The exposed data included names, email addresses, phone numbers, LinkedIn, and Facebook profile information. It’s believed that the exposed data appear to have originated from two different data enrichment companies namely People Data Labs (PDL) and OxyData.Io (OXY).

“The data discovered on the open Elasticsearch server was almost a complete match to the data being returned by the People Data Labs API. The only difference being the data returned by the PDL also contained education histories. There was no education information in any of the data downloaded from the server. Everything else was the same, including accounts with multiple email addresses and multiple phone numbers,” the researchers said in a statement.

“Analysis of the ’Oxy‘ database revealed an almost complete scrape of LinkedIn data, including recruiter information. Upon contacting OxyData, I was also informed that the server did not belong to them. Oxy was not willing to give me access to their API to test/compare profiles, but they were nice enough to send me a copy of my own record for analysis. The data they sent contained mostly scraped LinkedIn profiles and appears to be a match for the data,” the statement added.

Multiple security incidents were reported on Elasticsearch servers earlier. Recently, almost everyone in Ecuador became a victim of a massive data breach that exposed the personal information of over 20 million individuals, including the country’s president and WikiLeaks founder Julian Assange, who was granted asylum by Ecuador in 2012.

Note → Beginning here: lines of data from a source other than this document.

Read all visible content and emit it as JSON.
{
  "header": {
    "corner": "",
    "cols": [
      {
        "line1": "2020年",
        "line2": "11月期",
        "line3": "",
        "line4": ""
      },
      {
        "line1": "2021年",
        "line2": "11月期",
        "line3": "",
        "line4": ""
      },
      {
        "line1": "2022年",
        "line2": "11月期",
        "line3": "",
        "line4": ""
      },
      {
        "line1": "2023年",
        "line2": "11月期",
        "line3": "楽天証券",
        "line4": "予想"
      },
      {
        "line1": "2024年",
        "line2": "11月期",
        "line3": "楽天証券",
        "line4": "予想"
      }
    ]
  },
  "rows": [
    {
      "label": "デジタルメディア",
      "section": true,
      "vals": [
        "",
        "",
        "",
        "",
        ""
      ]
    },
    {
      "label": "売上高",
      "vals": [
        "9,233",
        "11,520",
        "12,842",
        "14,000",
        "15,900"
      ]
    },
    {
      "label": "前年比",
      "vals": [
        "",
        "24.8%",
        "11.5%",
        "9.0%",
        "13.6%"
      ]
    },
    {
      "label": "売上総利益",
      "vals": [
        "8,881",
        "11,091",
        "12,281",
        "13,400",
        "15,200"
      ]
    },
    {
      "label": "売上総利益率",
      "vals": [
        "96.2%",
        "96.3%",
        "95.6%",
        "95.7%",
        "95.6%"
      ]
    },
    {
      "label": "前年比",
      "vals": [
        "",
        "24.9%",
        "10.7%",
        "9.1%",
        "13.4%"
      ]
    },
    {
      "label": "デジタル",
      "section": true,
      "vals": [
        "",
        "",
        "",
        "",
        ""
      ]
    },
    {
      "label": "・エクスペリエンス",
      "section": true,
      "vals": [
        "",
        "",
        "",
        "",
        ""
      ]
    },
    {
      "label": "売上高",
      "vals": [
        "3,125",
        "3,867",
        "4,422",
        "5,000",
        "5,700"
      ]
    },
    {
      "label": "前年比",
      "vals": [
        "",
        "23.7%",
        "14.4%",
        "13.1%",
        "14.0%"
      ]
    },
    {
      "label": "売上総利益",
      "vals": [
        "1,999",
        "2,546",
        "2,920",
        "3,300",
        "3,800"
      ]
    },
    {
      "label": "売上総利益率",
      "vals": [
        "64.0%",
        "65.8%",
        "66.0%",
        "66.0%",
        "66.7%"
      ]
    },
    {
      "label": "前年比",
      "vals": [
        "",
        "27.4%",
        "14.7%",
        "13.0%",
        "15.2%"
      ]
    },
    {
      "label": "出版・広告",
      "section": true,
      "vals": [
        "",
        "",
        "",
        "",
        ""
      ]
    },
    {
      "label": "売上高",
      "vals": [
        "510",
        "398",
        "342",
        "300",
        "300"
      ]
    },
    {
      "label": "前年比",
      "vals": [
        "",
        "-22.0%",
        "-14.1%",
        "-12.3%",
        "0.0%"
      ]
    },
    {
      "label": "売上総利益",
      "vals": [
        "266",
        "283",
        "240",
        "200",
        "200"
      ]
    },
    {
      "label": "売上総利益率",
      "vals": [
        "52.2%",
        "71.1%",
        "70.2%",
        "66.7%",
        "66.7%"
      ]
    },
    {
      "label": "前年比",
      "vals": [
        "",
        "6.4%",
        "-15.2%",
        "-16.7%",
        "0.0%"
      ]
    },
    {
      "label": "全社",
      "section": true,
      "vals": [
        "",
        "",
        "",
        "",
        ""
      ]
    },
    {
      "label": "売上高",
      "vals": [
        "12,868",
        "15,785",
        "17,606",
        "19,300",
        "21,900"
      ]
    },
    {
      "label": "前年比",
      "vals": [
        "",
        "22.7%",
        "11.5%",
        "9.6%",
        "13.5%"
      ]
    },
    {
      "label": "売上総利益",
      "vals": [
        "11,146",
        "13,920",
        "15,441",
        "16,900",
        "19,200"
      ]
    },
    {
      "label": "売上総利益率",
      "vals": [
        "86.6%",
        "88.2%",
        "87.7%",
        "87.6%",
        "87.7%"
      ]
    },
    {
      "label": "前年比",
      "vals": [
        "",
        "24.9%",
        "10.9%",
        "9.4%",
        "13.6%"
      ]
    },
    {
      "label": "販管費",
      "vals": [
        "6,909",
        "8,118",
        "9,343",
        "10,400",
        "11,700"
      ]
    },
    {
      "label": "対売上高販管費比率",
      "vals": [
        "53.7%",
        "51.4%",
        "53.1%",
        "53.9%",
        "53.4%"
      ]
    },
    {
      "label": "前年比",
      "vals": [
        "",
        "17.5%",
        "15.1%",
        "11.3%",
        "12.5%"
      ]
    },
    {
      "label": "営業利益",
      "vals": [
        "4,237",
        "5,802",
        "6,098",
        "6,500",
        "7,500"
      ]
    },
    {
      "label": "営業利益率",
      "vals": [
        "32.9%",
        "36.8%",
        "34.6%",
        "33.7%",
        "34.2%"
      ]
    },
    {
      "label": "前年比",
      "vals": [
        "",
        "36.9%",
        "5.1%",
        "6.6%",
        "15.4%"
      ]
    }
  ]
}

Security firm vpnMentor discovered the breach on a Miami-based Elasticsearch server owned by an Ecuadorian company Novaestrat. It’s said that the exposed data appears to have come from various sources, including the Ecuadorian national bank, Ecuadorian government registries, and an automotive association called Aeade.

Also, an unprotected Elasticsearch database exposed around 198 million personal records of car buyers’ online. Jeremiah Fowler, a security researcher at Security Discovery, stated that he discovered a database, that contained 413 GB of data, that was left online without any password protection.